Well, they don’t make them like this anymore, and that’s probably for the best as there’s only so many minutes that we can hold on to our sanity for when faced with such madness. The most Metal song on The Holy Bible, it’s another terrifying moment filled with shocking honesty and images of purity juxtaposed with stinking bile. The lead riff is as sinister as they come, Bradfield has never sounded more like a banshee, literally and metaphorically, the main solo is completely all over the place and all the better because of it, while the chorus is gloriously massive. Melodically wonderful throughout, the guttural mashing of vocals and ideas is such that a thousand fans’ throats have been permanently disfigured in its emulation.
Die In The Summertime: 4/Great
Misheard Lyrics: 1. Scratch my leg with a rusty nail, Sally it heals.
2. I can’t seem to stay a fixed idea
3. Show’s your pain, show’s rising/ Shoulder’s pain, she’s riding/Showed a pig she’s rotten.
4. Grope myself without bloated lines/Seek my without broken lies
5. Whole days throwing sticks at the seems
6: The hole in my life brings a stench of soil/The hole in my life – fever scares our soul (or fever scares us all, or fever scars our soul).
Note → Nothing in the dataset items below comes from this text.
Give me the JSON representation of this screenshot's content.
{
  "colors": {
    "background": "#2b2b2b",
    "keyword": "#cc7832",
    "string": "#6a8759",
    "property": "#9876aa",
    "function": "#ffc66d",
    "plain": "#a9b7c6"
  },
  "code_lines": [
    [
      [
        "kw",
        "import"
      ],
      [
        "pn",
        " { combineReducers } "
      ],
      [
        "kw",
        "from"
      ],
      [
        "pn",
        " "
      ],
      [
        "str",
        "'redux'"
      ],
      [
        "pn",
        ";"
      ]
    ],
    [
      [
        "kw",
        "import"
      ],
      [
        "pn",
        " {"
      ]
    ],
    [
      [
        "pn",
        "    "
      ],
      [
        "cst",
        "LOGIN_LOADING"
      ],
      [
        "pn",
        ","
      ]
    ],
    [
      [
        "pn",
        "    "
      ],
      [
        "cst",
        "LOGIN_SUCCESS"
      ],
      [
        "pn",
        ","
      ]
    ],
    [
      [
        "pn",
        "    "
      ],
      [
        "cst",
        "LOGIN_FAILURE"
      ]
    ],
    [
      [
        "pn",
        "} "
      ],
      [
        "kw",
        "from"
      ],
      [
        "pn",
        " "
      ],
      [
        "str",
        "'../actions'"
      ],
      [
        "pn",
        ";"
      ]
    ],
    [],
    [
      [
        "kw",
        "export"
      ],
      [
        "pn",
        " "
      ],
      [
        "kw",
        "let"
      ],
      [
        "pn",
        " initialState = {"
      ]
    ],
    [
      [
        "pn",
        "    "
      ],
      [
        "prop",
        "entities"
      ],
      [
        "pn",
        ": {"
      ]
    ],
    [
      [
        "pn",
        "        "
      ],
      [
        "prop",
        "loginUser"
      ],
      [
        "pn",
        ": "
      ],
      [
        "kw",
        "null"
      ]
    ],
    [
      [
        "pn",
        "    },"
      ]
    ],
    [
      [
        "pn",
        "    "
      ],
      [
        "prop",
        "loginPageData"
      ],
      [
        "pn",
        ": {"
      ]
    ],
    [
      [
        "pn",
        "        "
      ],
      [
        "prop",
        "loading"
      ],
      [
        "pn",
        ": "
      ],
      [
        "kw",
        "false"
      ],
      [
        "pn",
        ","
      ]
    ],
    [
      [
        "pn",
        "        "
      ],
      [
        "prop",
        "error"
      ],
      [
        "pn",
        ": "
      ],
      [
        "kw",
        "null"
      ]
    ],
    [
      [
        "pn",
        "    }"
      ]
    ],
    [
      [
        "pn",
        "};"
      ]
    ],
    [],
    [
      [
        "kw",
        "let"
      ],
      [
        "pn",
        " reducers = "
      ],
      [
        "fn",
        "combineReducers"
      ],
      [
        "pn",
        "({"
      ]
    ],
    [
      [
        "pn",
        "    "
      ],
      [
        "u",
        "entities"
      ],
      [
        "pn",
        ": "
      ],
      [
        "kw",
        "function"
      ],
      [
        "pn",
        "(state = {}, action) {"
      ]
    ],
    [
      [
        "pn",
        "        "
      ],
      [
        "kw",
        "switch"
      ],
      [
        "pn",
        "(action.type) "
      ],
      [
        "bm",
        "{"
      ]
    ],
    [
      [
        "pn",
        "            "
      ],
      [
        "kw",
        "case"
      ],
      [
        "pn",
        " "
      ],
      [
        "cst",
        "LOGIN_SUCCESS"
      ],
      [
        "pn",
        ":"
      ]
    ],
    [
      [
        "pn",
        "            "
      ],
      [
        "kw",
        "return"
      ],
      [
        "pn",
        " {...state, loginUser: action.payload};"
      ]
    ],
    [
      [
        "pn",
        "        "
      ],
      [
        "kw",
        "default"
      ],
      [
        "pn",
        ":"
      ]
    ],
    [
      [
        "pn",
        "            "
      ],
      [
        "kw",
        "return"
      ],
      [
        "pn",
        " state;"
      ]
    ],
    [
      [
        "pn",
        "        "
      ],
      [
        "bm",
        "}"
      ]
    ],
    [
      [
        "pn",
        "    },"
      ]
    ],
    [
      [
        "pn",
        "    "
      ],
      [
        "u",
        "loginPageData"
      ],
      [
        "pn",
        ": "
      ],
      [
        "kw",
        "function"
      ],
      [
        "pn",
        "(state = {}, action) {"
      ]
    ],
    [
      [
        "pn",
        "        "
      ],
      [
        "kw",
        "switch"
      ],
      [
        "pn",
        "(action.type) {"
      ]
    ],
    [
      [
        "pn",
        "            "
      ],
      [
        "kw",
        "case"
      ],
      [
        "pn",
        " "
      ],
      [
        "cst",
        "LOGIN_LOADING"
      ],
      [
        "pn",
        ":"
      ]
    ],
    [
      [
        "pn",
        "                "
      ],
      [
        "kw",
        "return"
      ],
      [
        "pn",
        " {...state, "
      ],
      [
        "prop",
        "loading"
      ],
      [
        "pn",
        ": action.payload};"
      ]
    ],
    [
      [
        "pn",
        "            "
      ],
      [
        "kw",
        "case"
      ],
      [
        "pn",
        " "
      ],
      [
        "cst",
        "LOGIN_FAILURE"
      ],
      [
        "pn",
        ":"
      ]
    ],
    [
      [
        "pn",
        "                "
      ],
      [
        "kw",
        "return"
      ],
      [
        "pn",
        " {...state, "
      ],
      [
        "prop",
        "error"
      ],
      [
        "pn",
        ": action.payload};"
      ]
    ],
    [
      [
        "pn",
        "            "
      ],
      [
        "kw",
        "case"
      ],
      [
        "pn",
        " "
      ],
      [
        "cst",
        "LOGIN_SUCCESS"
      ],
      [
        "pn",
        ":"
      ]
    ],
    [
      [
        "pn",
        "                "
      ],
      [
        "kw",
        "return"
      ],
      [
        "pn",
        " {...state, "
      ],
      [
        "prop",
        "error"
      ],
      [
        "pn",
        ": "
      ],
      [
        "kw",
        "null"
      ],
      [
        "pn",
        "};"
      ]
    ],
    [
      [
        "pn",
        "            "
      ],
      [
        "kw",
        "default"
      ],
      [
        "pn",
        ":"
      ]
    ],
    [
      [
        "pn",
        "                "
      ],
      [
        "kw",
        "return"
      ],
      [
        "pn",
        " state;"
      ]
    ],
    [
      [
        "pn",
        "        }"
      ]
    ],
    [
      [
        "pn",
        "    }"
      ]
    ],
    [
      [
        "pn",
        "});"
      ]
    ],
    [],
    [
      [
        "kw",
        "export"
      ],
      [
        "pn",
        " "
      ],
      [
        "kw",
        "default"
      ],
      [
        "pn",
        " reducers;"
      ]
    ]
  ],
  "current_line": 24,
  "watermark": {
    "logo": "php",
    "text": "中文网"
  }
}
7. The heart breaks to barely a pulse
Actual Lyrics: 1. Scratch my leg with a rusty nail/Sadly it heals
2. I can’t seem to stay a fixed ideal.
3. Childhood pictures redeem.
4. See myself without ruining lines
5. Whole days throwing sticks into streams
6. The hole in my life even stains the soil
7. My heart shrinks to barely a pulse
The Story Of The Song: The song is another window into Richey’s mind at the time – his writing clearly concerned with regret, aging, and the loss of childhood. This was playing on Richey’s mind at the time and in one of the lesser noticed details of the album, there are many photographs of the band as children or younger adults included in the liner booklet. The lead character in the song wishes that he could make it to the summer time -the period which they most fondly associate with memories, childhood, comfort – and die. No matter how much the narrator tries to change themselves – colouring their hair, cutting their skin – they can not stop the process of aging any more than they can reverse it.